The finding has implications for NASA's upcoming Solar Probe Plus mission, due to launch in 2018 and go closer to the Sun than any man-made technology ever has before.
Surrounding the Sun is a vast atmosphere of solar particles, through which magnetic fields swarm, solar flares erupt, and gigantic columns of material rise, fall and jostle each other around.
Now, using NASA's Solar Terrestrial Relations Observatory, scientists have found that this atmosphere, called the corona, is even larger than thought.
These STEREO observations provide the first direct measurements of the inner boundary of the heliosphere - the giant bubble sparsely filled with solar particles that surrounds the Sun and all the planets.
Combined with measurements from Voyager 1 of the outer boundary of the heliosphere, we have now defined the extent of this entire local bubble, researchers said.
"We've tracked sound-like waves through the outer corona and used these to map the atmosphere," said Craig DeForest of the Southwest Research Institute in Boulder, Colorado.
"We can't hear the sounds directly through the vacuum of space, but with careful analysis we can see them rippling through the corona," DeForest said.
The researchers studied waves known as magnetosonic waves, and they are a hybrid of sound waves and magnetic waves called Alfven waves.

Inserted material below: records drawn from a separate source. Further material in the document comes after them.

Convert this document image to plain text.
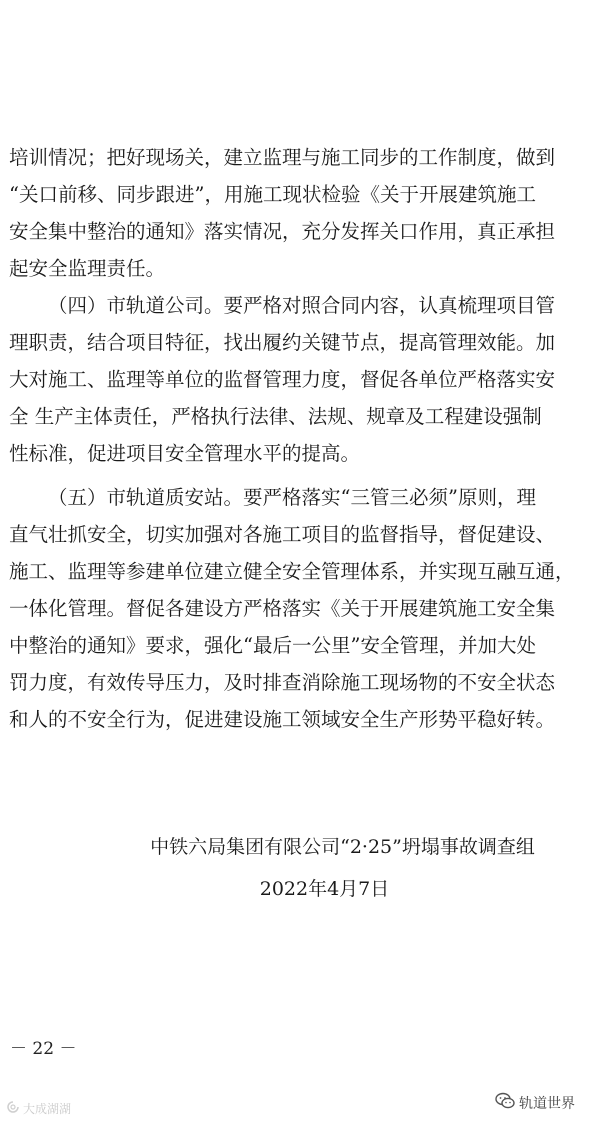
培训情况；把好现场关，建立监理与施工同步的工作制度，做到
“关口前移、同步跟进”，用施工现状检验《关于开展建筑施工
安全集中整治的通知》落实情况，充分发挥关口作用，真正承担
起安全监理责任。
（四）市轨道公司。要严格对照合同内容，认真梳理项目管
理职责，结合项目特征，找出履约关键节点，提高管理效能。加
大对施工、监理等单位的监督管理力度，督促各单位严格落实安
全 生产主体责任，严格执行法律、法规、规章及工程建设强制
性标准，促进项目安全管理水平的提高。
（五）市轨道质安站。要严格落实“三管三必须”原则，理
直气壮抓安全，切实加强对各施工项目的监督指导，督促建设、
施工、监理等参建单位建立健全安全管理体系，并实现互融互通，
一体化管理。督促各建设方严格落实《关于开展建筑施工安全集
中整治的通知》要求，强化“最后一公里”安全管理，并加大处
罚力度，有效传导压力，及时排查消除施工现场物的不安全状态
和人的不安全行为，促进建设施工领域安全生产形势平稳好转。
中铁六局集团有限公司“2·25”坍塌事故调查组
2022年4月7日
－ 22 －
大成湖湖	轨道世界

Unlike sound waves on Earth, which oscillate several hundred times per second, these waves oscillate about once every four hours - and are about 10 times the length of Earth.
Tracking magnetosonic waves showed DeForest and his team that the material throughout this extended space remained connected to the solar material much further in.
That is to say that even out to 8 million kilometres from the Sun, giant solar storms or coronal mass ejections can create ripple effects felt through the corona.
Beyond that boundary, however, solar material streams away in a steady flow called the solar wind - out there, the material has separated from the star and its movement can't affect the corona.
Realising that the corona extends much further than previously thought has important consequences for NASA's Solar Probe Plus because the mission will travel to within more than 6 million kilometres of the Sun.
The research was published in The Astrophysical Journal.